Da finde ich es schon berechtigt zu sagen, dass sich das nicht nur nach Mord anhört sondern Mord ist. Was denn sonst ???

Nicht dass ich jetzt eine von den "halsaufreißenden Gegnern" bin - jede Frau muss selbst entscheiden ob sie eine Abtreibung für sich in Ordnung findet. (Ich würde nie versuchen, das jemandem auszureden!) Aber es sollten sich auch zumindest alle der Tatsache bewusst sein, dass es eben Mord ist. (Dieses zu verleugnen bzw. "gar nicht darüber nachzudenken" finde ich dann auch nicht in Ordnung. Man muss schon dazu stehen, was man tut.)

s@tellaepol,are


es ist aber in jedem fall unnötig,

links hierher zu schreiben.

Wer etwas Bestimmtes sucht, der findet es auch alleine, darum geht es.

-Ssaxm-


Okay, Zustimmung. Hab mich auch nur auf den ersten Satz bezogen.

L_ilUlyaxna


Siehst du, Sam..

du gehst einfach davon aus, dass Abtreibung Modr ist und Punkt.

Aber ich sehe das anders: eine Abtreibung iost in meinen Augen kein Mord. und jeder, der das behauptet, solte sich klar machen, dass er damit automatisch abtreibende Frauen als Mörderinnen abstempelt. und das finde ich mehr als vermessen und haltlos.
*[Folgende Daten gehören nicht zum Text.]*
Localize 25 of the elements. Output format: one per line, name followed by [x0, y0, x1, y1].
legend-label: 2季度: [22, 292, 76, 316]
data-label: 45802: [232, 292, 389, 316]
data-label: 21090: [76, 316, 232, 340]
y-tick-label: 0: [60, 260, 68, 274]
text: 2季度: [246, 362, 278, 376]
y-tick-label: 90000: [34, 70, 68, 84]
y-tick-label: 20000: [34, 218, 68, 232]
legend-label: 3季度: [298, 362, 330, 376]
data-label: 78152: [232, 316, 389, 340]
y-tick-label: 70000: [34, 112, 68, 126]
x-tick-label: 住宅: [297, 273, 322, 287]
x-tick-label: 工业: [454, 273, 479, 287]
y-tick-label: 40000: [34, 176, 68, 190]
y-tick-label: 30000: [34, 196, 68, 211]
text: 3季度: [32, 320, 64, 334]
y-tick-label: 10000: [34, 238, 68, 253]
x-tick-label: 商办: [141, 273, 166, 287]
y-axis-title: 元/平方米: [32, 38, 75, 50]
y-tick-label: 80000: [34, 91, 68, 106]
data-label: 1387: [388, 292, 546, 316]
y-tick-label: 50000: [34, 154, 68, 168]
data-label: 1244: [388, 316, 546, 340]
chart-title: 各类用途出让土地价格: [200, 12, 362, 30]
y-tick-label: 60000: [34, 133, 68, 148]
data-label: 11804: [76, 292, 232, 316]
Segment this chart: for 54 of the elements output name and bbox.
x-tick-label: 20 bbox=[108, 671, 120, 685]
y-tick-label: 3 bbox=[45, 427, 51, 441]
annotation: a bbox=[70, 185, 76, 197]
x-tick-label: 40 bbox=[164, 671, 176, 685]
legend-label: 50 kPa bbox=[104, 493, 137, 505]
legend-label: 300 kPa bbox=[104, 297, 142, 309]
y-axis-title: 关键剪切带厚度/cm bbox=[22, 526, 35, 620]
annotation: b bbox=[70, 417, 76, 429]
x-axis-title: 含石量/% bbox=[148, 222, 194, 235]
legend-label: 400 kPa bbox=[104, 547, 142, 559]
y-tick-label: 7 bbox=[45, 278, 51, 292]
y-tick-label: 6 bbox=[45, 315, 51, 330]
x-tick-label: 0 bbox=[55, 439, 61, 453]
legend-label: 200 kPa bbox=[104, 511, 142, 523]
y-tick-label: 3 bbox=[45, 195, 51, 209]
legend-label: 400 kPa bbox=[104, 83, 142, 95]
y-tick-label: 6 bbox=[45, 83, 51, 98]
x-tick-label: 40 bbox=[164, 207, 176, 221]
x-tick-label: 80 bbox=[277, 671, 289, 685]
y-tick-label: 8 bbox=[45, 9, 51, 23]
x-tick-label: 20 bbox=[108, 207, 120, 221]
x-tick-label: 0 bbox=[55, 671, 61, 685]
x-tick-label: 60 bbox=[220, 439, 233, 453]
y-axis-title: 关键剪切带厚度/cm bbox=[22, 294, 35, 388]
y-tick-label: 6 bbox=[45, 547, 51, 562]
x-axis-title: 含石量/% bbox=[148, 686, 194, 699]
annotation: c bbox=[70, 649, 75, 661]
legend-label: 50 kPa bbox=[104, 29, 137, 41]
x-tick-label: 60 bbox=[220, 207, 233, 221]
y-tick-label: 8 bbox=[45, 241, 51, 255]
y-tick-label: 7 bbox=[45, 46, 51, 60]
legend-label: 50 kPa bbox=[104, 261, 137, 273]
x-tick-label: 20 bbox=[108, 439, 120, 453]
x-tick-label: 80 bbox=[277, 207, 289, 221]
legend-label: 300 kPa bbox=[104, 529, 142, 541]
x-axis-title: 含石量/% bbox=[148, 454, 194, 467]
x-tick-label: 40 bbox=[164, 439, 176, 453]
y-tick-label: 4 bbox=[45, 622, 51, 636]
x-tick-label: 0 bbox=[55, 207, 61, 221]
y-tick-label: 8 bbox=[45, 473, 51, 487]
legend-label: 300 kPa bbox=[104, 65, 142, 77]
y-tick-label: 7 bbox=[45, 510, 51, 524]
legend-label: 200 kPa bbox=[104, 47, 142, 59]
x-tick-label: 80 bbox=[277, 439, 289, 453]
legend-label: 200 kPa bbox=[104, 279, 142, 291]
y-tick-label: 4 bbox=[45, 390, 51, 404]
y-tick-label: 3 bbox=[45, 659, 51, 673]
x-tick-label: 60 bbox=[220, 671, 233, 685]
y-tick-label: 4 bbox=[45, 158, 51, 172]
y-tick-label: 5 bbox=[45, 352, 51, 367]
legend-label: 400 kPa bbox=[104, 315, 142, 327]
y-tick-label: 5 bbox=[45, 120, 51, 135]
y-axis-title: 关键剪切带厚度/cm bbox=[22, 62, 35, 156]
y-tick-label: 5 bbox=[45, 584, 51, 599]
Werde hier aber keine Diskussion fortführen, das habe ich schon in einem anderen Thread zur Genüge getan.

Musste aber denooch loswerden, dass die verurteilenden Moralisten hier keine Hilfe zum Thema sind, weil zum Teil ja nicht mal vor der Verbreitung von Lügen zurückgeschreckt wird (wie auch die Internetseite beweist, die nicht mit Fakten, sondern mitreißerischen Lügen aufwartet).

Das wars von mir.

mj028x5


meiner meinung nach sind abtreibungen unter bestimmten bedingungen gerechtfertigt, auch dann wenn sie nicht gerechtfertigt sind ist das entscheidung der frau. aber als mord würde ich es nicht bezeichnen, auch wenn die methoden sich so anhören.

ps: ich suche keine ernsthaften infos. wollte mich nur mal so informieren.

-$sam-


Wenn nicht Mord

was dann? Wie bezeichnest du denn die Tötung eines Menschen?

Wenn mal irgendwo ein (bereits geborenes) Kind (gleich welchen Alters) umgebracht wird ist das soooo schrecklich, wenn aber ungeborene Kinder umgebracht werden, darf man nicht mal von Mord sprechen ???

Ich gehe jetzt nicht auf Frauen zu und beschimpfe sie als Möderinnen - ich denke nicht mal so über sie. Ich würde mich selbst aber als Möderin fühlen, wenn ich ein Kind abtreiben würde. Wie gesagt - muss jede für sich entscheiden.

Ich finde es nicht in Ordnung Abtreibung so zu verharmlosen. Aber ich finde es natürlich auch nicht in Ordnung, jeder Frau, die ihr Kind abgetrieben hat oder es vor hat, mit Absicht Schreckensbilder vor die Nase zu halten und sie als brutale Mörderin zu beschimpfen.

So viel zu meiner Meinung...

s-tella7poxlare


das post von m0285

ist zum ersten Mal eines zu diesem Thema, dem ich 100%ig zustimme. Das entspricht genau meiner Meinung. Nichts hinzuzufügen.

Selbstverständlich darf es nicht verharmlost werden, aber ich denke, daß jeder Frau, die in der Situation ist, sich entscheiden zu müssen, sehr schnell klar wird, daß es keine Angelegenheit ist, die man so mir nichts, dir nichts am Rande erledigen kann.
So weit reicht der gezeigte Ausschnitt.